This version works, and it follows the definition of Luong Attention (general), closely. The main difference from that in the question is the separation of embedding_size and hidden_size, which appears to be important for training after experimentation. Previously, I made both of them the same size (256), which creates trouble for learning, and it seems that the network could only learn half the sequence.

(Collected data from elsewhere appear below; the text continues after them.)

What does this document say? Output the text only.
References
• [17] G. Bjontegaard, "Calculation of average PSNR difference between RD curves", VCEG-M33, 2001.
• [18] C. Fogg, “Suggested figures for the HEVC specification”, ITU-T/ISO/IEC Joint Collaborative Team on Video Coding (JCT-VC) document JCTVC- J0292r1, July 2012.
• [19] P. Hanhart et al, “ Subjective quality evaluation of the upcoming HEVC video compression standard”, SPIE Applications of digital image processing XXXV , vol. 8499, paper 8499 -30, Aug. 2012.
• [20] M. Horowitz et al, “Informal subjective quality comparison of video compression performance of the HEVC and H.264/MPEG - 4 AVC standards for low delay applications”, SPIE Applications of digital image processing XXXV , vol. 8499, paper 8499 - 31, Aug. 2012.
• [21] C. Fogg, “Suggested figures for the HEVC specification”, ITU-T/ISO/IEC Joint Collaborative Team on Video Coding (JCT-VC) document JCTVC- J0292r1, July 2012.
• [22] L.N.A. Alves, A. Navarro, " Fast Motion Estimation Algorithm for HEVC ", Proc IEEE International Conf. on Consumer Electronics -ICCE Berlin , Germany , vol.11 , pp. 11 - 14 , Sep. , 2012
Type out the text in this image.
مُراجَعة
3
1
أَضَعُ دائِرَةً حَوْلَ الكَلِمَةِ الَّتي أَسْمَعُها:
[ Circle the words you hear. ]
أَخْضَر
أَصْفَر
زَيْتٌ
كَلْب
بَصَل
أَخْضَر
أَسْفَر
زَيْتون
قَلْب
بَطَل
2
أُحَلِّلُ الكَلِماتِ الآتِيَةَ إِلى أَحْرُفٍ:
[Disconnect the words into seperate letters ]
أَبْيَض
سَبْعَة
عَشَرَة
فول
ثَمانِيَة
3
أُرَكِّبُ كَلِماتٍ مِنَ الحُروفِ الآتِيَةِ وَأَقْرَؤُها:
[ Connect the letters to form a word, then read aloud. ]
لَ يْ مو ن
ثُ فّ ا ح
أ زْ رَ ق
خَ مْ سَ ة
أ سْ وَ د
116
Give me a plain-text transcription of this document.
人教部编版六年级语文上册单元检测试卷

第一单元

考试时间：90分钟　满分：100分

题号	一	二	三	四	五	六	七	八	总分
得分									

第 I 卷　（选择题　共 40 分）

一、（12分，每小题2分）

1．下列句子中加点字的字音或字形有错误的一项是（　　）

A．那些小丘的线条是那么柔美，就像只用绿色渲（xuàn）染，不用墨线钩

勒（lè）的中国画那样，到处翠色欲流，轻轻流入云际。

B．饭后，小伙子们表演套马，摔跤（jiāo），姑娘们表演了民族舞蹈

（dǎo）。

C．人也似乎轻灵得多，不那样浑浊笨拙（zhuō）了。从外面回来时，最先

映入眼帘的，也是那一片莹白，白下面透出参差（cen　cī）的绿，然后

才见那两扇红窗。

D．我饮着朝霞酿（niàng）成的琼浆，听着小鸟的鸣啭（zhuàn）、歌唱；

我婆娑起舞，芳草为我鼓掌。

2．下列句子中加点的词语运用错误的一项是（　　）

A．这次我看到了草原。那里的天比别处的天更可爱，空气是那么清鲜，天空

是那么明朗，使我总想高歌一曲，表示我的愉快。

class EncoderRNN(nn.Module):
    def __init__(self, input_size, embedding_size, hidden_size,
                 num_layers=1, bidirectional=False, batch_size=1):
        super(EncoderRNN, self).__init__()
        self.hidden_size = hidden_size
        self.num_layers = num_layers
        self.bidirectional = bidirectional
        self.batch_size = batch_size

        self.embedding = nn.Embedding(input_size, embedding_size)

        self.gru = nn.GRU(embedding_size, hidden_size, num_layers,
                          bidirectional=bidirectional)

    def forward(self, input, hidden):
        embedded = self.embedding(input).view(1, 1, -1)
        output, hidden = self.gru(embedded, hidden)
        return output, hidden

    def initHidden(self):
        directions = 2 if self.bidirectional else 1
        return torch.zeros(
            self.num_layers * directions,
            self.batch_size,
            self.hidden_size,
            device=DEVICE
        )


class AttnDecoderRNN(nn.Module):
    def __init__(self, embedding_size, hidden_size, output_size, dropout_p=0):
        super(AttnDecoderRNN, self).__init__()
        self.embedding_size = embedding_size
        self.hidden_size = hidden_size
        self.output_size = output_size
        self.dropout_p = dropout_p

        self.embedding = nn.Embedding(
            num_embeddings=output_size,
            embedding_dim=embedding_size
        )
        self.dropout = nn.Dropout(self.dropout_p)
        self.gru = nn.GRU(embedding_size, hidden_size)
        self.attn = nn.Linear(hidden_size, hidden_size)
        # hc: [hidden, context]
        self.Whc = nn.Linear(hidden_size * 2, hidden_size)
        # s: softmax
        self.Ws = nn.Linear(hidden_size, output_size)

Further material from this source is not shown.